TEMPO Interaktif, Jakarta - Sekretaris Jenderal Asosiasi Eksportir Kopi Indonesia (AEKI) Rachim Kartabrata memperkirakan target ekspor kopi sebesar 300 ribu ton tidak akan tercapai tahun ini. Prediksi itu terlihat dari masih banyaknya keluhan pengusaha mendapatkan pasokan kopi selama kuartal pertama lalu.
Seretnya pasokan kopi disebabkan oleh rendahnya produksi kopi dari daerah produsen, seperti kopi arabika dari Medan dan Surabaya serta kopi robusta dari Lampung. Daerah tersebut telah dilanda cuaca yang kurang menentu, ditambah tanaman kopi yang tidak lagi produktif. "Perlu ada peremajaan dan perawatan," ucapnya, kemarin.

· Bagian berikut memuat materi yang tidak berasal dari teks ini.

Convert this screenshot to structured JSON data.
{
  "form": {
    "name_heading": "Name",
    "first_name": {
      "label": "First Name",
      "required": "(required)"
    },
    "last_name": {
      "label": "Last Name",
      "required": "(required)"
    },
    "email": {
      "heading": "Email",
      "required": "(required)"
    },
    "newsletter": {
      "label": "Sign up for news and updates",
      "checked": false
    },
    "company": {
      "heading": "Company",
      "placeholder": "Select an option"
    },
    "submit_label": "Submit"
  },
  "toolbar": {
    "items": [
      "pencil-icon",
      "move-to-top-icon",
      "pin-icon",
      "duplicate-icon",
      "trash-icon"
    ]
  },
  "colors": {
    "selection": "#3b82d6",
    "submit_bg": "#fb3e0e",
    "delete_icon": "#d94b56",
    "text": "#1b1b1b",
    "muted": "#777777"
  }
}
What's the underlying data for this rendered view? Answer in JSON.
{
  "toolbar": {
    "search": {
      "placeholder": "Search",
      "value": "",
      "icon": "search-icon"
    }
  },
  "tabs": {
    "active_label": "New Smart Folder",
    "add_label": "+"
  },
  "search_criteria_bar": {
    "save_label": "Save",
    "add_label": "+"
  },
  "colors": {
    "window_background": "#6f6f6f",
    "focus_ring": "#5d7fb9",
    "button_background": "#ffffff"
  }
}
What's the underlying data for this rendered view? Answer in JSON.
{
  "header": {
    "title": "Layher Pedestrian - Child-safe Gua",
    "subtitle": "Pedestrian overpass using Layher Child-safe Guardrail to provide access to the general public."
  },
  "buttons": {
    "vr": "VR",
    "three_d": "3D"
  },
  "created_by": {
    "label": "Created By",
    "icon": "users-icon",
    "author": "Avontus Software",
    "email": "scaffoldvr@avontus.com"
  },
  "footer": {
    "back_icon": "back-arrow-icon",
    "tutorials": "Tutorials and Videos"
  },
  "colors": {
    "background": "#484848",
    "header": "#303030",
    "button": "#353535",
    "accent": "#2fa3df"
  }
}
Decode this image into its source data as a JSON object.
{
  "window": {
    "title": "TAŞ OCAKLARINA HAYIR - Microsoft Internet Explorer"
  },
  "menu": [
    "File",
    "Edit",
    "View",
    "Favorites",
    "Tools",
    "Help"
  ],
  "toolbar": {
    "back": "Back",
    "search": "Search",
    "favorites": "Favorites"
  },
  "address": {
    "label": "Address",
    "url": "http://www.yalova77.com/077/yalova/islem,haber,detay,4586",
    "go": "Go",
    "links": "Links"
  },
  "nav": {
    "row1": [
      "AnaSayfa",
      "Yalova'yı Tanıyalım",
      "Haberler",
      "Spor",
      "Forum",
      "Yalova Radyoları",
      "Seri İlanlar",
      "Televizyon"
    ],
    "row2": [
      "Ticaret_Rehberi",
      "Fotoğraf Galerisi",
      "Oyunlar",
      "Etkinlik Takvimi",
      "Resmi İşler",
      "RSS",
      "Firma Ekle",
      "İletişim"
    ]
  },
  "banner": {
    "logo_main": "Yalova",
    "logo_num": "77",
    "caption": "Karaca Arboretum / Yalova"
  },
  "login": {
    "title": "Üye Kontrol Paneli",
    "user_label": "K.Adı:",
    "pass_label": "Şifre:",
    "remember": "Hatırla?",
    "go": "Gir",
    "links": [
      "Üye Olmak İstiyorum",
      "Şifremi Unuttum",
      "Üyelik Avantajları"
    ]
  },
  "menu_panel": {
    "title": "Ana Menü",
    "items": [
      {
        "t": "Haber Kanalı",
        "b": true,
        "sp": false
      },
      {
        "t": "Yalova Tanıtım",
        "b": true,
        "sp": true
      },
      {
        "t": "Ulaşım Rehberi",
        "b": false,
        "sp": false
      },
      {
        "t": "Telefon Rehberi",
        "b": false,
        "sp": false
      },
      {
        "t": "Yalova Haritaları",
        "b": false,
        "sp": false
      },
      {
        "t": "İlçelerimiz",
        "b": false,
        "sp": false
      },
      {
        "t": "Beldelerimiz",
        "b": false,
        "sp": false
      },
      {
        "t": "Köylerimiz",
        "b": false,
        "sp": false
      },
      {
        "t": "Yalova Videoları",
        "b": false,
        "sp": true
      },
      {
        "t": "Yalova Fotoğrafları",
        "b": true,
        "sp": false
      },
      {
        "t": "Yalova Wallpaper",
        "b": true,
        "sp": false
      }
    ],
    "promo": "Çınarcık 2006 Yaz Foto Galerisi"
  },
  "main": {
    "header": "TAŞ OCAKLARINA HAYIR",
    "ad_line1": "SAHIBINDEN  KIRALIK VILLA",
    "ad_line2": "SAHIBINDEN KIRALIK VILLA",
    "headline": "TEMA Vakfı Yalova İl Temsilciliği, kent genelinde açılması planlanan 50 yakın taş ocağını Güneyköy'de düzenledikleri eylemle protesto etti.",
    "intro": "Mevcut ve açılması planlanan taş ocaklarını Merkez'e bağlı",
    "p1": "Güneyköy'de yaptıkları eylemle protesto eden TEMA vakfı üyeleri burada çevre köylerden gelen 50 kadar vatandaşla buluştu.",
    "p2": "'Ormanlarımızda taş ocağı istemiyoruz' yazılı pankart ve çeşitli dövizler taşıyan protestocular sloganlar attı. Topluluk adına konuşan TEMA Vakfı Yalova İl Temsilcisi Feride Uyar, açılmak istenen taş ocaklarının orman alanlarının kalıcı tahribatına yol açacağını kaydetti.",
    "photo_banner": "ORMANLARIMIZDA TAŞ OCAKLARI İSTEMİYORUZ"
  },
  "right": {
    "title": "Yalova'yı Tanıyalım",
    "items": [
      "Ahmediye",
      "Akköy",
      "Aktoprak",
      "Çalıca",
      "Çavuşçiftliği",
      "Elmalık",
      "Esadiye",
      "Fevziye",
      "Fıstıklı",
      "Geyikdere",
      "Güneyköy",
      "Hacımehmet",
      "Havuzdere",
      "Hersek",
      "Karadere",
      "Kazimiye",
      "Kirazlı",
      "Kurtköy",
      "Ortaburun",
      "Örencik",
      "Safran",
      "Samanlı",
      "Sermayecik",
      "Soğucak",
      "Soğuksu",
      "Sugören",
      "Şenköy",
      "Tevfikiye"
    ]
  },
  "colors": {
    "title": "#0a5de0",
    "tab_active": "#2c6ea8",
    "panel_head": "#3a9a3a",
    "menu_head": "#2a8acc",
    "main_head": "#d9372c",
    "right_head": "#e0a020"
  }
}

Tidak hanya itu, pengusaha juga kesulitan mencari harga yang cocok dengan petani. Sebab, petani cenderung memberikan harga di atas kemampuan eksportir. Bahkan sering terjadi disparitas harga karena petani mematok harga lebih tinggi dibanding pasar ekspor. "Terpaksa pengusaha dan petani saling menunggu harga yang baik," ucapnya.
Pengusaha kopi dalam negeri juga mengaku sulit memanfaatkan kenaikan harga kopi di sejumlah negara tujuan ekspor. Alasannya, harga kopi dalam negeri sudah naik, bahkan lebih tinggi dibanding harga kopi dunia. Akibatnya, pengusaha tidak bisa langsung mengambil langkah cepat bila terjadi pergerakan harga di negara tujuan ekspor.
Rachim mencontohkan, saat ini harga kopi dari petani sebesar Rp 18 ribu per kilogram. Harga tersebut membuat pengusaha sulit untuk memperoleh keuntungan bila diekspor. "Maunya sih harganya lebih rendah beberapa persen dibanding kopi dunia," kata dia.
Harga kopi dunia mengalami kenaikan akibat pasokan dari Vietnam menurun. Salah satu negara eksportir utama kopi ini menderita gagal panen karena cuaca buruk seperti kekeringan dan banjir. Walhasil, harga kopi robusta di bursa NYSE LIFFE untuk pengiriman Juli 2011 naik menjadi US$ 2.543 per ton. Padahal pekan lalu harganya masih US$ 2.473 per ton.
Pengusaha kedai kopi dunia seperti Starbucks Corp, Maison du Cafe, serta Cafe Pilao juga akan menaikkan harga kopi kemasan rata-rata 17 persen di Amerika Serikat dan 6 persen di Kanada.
Menanggapi hal tersebut, Rachim menilai kondisi saat ini berbanding terbalik dengan tahun lalu. Pengusaha mampu mengekspor kopi hingga 400 ribu ton, lebih 1.000 ton dari target semula karena produksi kopi cukup memadai serta ada kecocokan harga antara pengusaha dan petani.